"Un seul des belligérants" respecte le cessez-le-feu en Syrie, affirme la Russie

  • A
  • A
"Un seul des belligérants" respecte le cessez-le-feu en Syrie, affirme la Russie
L'armée russe a néanmoins indiqué être prête à prolonger de 72 heures l'accord de cessez-le-feu, qui expire vendredi soir.@ GEORGE OURFALIAN / AFP
Partagez sur :

L'armée russe a néanmoins indiqué être prête à prolonger de 72 heures l'accord de cessez-le-feu, qui expire vendredi soir. 

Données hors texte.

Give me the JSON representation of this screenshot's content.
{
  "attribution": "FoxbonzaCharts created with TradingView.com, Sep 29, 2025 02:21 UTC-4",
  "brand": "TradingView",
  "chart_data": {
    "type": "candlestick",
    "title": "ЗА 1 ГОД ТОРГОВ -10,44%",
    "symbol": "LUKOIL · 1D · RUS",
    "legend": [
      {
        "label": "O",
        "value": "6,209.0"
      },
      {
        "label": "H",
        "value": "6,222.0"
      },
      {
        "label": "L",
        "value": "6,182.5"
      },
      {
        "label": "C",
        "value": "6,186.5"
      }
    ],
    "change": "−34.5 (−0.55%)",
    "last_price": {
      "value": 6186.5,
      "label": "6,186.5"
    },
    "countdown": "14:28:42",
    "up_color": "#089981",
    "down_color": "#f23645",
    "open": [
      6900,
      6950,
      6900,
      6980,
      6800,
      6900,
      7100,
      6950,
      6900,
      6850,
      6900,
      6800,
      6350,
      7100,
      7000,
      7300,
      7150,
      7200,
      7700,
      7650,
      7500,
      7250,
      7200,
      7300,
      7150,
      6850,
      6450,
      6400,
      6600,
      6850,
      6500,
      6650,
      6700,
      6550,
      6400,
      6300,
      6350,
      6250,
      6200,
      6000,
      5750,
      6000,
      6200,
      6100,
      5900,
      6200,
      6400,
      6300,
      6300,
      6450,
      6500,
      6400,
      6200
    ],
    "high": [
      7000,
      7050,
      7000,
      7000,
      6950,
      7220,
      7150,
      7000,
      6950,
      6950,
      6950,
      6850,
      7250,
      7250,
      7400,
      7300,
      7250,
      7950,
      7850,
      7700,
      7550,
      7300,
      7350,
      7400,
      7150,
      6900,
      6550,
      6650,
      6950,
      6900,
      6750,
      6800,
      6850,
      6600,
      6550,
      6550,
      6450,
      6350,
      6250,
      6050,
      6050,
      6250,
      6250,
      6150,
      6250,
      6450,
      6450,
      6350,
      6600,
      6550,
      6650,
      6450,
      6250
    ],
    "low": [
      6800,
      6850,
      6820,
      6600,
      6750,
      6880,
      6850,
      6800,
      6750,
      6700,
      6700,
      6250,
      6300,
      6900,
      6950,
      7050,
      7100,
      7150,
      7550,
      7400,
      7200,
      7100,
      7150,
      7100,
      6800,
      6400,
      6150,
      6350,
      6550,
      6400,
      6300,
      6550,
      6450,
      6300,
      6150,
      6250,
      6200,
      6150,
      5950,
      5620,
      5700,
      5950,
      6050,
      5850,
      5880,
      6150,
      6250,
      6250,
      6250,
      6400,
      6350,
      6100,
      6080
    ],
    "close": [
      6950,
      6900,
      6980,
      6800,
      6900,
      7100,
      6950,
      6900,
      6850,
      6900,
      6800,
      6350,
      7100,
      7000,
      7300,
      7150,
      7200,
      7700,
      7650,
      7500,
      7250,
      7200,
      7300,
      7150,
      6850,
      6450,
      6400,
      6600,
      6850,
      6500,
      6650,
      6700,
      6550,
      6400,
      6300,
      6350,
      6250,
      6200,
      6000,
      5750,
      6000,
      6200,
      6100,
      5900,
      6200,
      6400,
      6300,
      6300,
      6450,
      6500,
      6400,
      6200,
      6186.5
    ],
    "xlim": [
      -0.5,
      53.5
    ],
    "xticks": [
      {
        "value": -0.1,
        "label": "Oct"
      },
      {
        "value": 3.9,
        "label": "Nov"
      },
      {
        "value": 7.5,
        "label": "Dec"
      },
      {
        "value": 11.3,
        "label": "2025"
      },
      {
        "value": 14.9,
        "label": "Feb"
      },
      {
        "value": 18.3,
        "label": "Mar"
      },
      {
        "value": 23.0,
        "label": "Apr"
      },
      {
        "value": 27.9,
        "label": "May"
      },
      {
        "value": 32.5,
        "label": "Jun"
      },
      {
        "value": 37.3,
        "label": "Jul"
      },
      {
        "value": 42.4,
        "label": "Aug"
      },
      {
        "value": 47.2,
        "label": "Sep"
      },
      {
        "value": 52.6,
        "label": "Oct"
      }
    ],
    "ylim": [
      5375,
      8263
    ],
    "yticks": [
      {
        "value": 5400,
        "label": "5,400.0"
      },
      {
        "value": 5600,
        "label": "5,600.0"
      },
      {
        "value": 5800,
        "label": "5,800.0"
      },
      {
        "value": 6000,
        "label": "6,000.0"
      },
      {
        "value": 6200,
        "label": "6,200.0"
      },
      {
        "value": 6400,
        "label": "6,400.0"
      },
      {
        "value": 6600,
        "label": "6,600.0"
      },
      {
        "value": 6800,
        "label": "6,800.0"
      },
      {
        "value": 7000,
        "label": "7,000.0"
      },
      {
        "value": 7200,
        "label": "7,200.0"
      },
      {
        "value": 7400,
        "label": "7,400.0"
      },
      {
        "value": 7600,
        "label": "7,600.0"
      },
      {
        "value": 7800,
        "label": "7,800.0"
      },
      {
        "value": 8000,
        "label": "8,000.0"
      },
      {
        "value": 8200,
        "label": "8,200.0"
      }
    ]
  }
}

La Russie a affirmé vendredi que seul "un des belligérant", les forces du régime syrien et l'armée russe, respectait réellement la trêve entrée en vigueur il y a quatre jours en Syrie après d'intenses négociations entre Moscou et Washington.

Vers une prolongation de l'accord ? L'armée russe a néanmoins indiqué être prête à prolonger de 72 heures l'accord de cessez-le-feu qui expire vendredi soir. "Bien que le cessez-le-feu soit un accord bilatéral, seul un des belligérants le respecte véritablement", a déclaré dans un communiqué le général Igor Konachenkov, porte-parole du ministère russe de la Défense. "Toutes les tentatives de nos partenaires américains de démontrer au monde qu'ils ont au moins un peu de contrôle sur ces 'membres de l'opposition' en Syrie se sont jusqu'à présent soldées par un échec", a-t-il ajouté.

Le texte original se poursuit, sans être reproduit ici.